Education Minister sets out plans to give teachers in Wales a 3.1% pay rise
The Welsh Government has set out proposals which will see teachers in Wales receive a 3.1% pay rise.
In 2018 teachers’ pay was devolved to the Welsh Government with recommendations from the Independent Wales Pay Review Body (IWPRB) over what increases should be introduced.
Education Minister Kirsty Williams has accepted the main recommendations in a IWPRB report which also proposes further enhancements to teachers in Wales who will receive the same increase as those in England.

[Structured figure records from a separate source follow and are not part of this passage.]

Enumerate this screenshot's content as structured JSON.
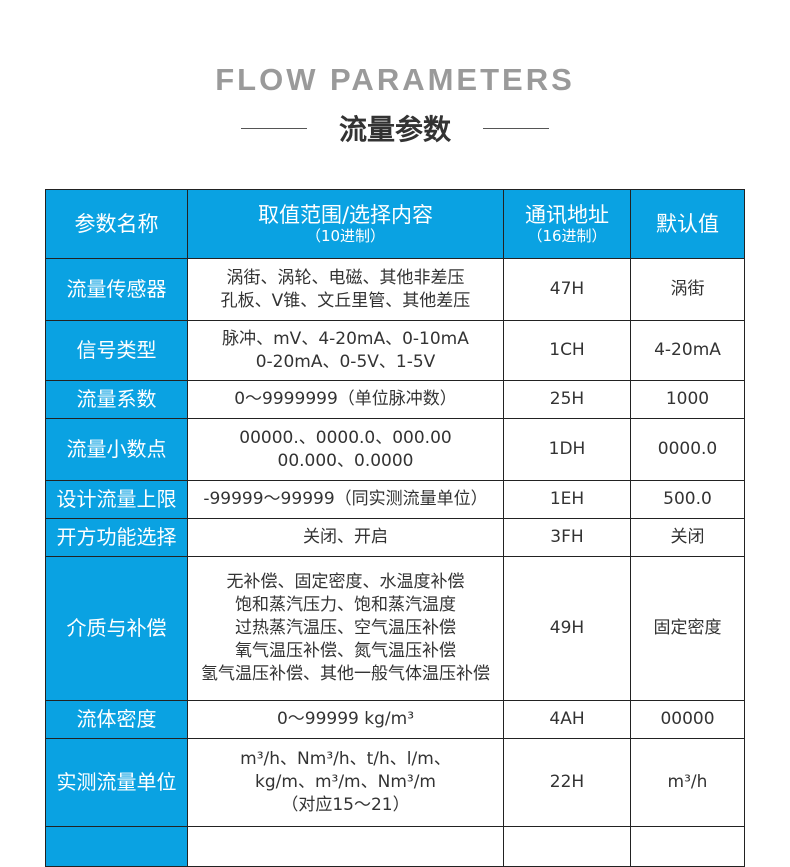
{
  "title_en": "FLOW PARAMETERS",
  "title_cn": "流量参数",
  "table": {
    "headers": [
      {
        "label": "参数名称",
        "sub": ""
      },
      {
        "label": "取值范围/选择内容",
        "sub": "（10进制）"
      },
      {
        "label": "通讯地址",
        "sub": "（16进制）"
      },
      {
        "label": "默认值",
        "sub": ""
      }
    ],
    "rows": [
      {
        "name": "流量传感器",
        "range": [
          "涡街、涡轮、电磁、其他非差压",
          "孔板、V锥、文丘里管、其他差压"
        ],
        "address": "47H",
        "default": "涡街"
      },
      {
        "name": "信号类型",
        "range": [
          "脉冲、mV、4-20mA、0-10mA",
          "0-20mA、0-5V、1-5V"
        ],
        "address": "1CH",
        "default": "4-20mA"
      },
      {
        "name": "流量系数",
        "range": [
          "0～9999999（单位脉冲数）"
        ],
        "address": "25H",
        "default": "1000"
      },
      {
        "name": "流量小数点",
        "range": [
          "00000.、0000.0、000.00",
          "00.000、0.0000"
        ],
        "address": "1DH",
        "default": "0000.0"
      },
      {
        "name": "设计流量上限",
        "range": [
          "-99999～99999（同实测流量单位）"
        ],
        "address": "1EH",
        "default": "500.0"
      },
      {
        "name": "开方功能选择",
        "range": [
          "关闭、开启"
        ],
        "address": "3FH",
        "default": "关闭"
      },
      {
        "name": "介质与补偿",
        "range": [
          "无补偿、固定密度、水温度补偿",
          "饱和蒸汽压力、饱和蒸汽温度",
          "过热蒸汽温压、空气温压补偿",
          "氧气温压补偿、氮气温压补偿",
          "氢气温压补偿、其他一般气体温压补偿"
        ],
        "address": "49H",
        "default": "固定密度"
      },
      {
        "name": "流体密度",
        "range": [
          "0～99999  kg/m³"
        ],
        "address": "4AH",
        "default": "00000"
      },
      {
        "name": "实测流量单位",
        "range": [
          "m³/h、Nm³/h、t/h、l/m、",
          "kg/m、m³/m、Nm³/m",
          "（对应15～21）"
        ],
        "address": "22H",
        "default": "m³/h"
      }
    ]
  },
  "colors": {
    "header_blue": "#0aa2e2"
  }
}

Under the IWPRB recommendations, the starting salaries for new teachers will be increased by 8.48%, the 3.1% overall increase for the teachers’ pay bill in Wales
There will be a 3.75% pay rise for teachers on the Main Pay Scale and an end to performance-related pay progression, the IWPRB also recommends the reintroduction of national pay scales.
It’s the second year the Education Minister has received advice on teacher pay from the IWPRB.
Kirsty Williams said: ““These proposed changes will help enable the development of a distinct national system that is fairer and more transparent for all teachers in Wales.
“This is only the second year since these powers were devolved and it is already clear that the approach here in Wales is developing very differently to that adopted previously.
“A number of important issues have also been addressed, including the introduction of experience based pay progression and national statutory pay scales; both improvements that the workforce have been calling for.
The Minister has also proposed a 2.75% pay raise for head teachers, deputy and assistant heads, unqualified teachers and leading practitioners, as well as teacher allowances – which is greater than the 2.5% recommended by IWPRB.
The proposed starting salary for new teachers will increase to over £27,000 pa.
Teachers on the Main Pay Range receive at least a 3.75% rise and teachers on the Upper Pay Scale receive at least a 2.75% rise.
A new statutory five point pay scale would also be introduced, so new teachers would advance to the maximum of the Main Pay Range in four years – a year quicker than has previously been the case.
Kirsty Williams said: “I would like to reemphasise our determination to promote teaching as a profession of choice for graduates and career changers.
“I believe these changes to pay and conditions will continue to attract high quality teachers to the profession in Wales.”
Welsh Conservative Shadow Minister for Education, Skills and the Welsh Language, Suzy Davies MS, had called for clarity over teachers’ pay after it was announced that teachers in England would be receiving a 3.1% pay rise this year.
Commenting on the publication of the 2020/21 pay award for teachers and school leaders in Wales, Dr Patrick Roach, General Secretary of the NASUWT-The Teachers’ Union, said:
“Over the last few months, parents and the public have thanked teachers for the tremendous contribution they have made in supporting children’s learning during the Coronavirus crisis.
It is therefore right that the Government should recognise, value and reward the work of all teachers too.
Teachers across Wales have continued to work tirelessly in the interests of all pupils and they deserve a pay award that reflects their vital contribution to securing better life chances for all children and young people.
Whilst the Education Minister’s ambition to make teaching the profession of first choice for graduates is laudable, the proposed pay award still falls short of what is needed to redress the year on year real-terms decline in teachers’ pay since 2010.
The Welsh Government must now demonstrate its commitment to valuing teachers by ensuring that the pay award is fully funded and guaranteed.
The NASUWT will be pressing for a clear guarantee from the Welsh Government on the teachers’ pay award, pay progression entitlements and job security.”
Suzy Davies MS, said teachers “deserve recognition for the extraordinary lengths they have gone to during the pandemic, enabling key workers to stay on the front lines to save lives and everything they will need to do to support our young people when they come back to school in September.”
An eight week consultation with all stakeholders will now begin, before the final pay deal is agreed.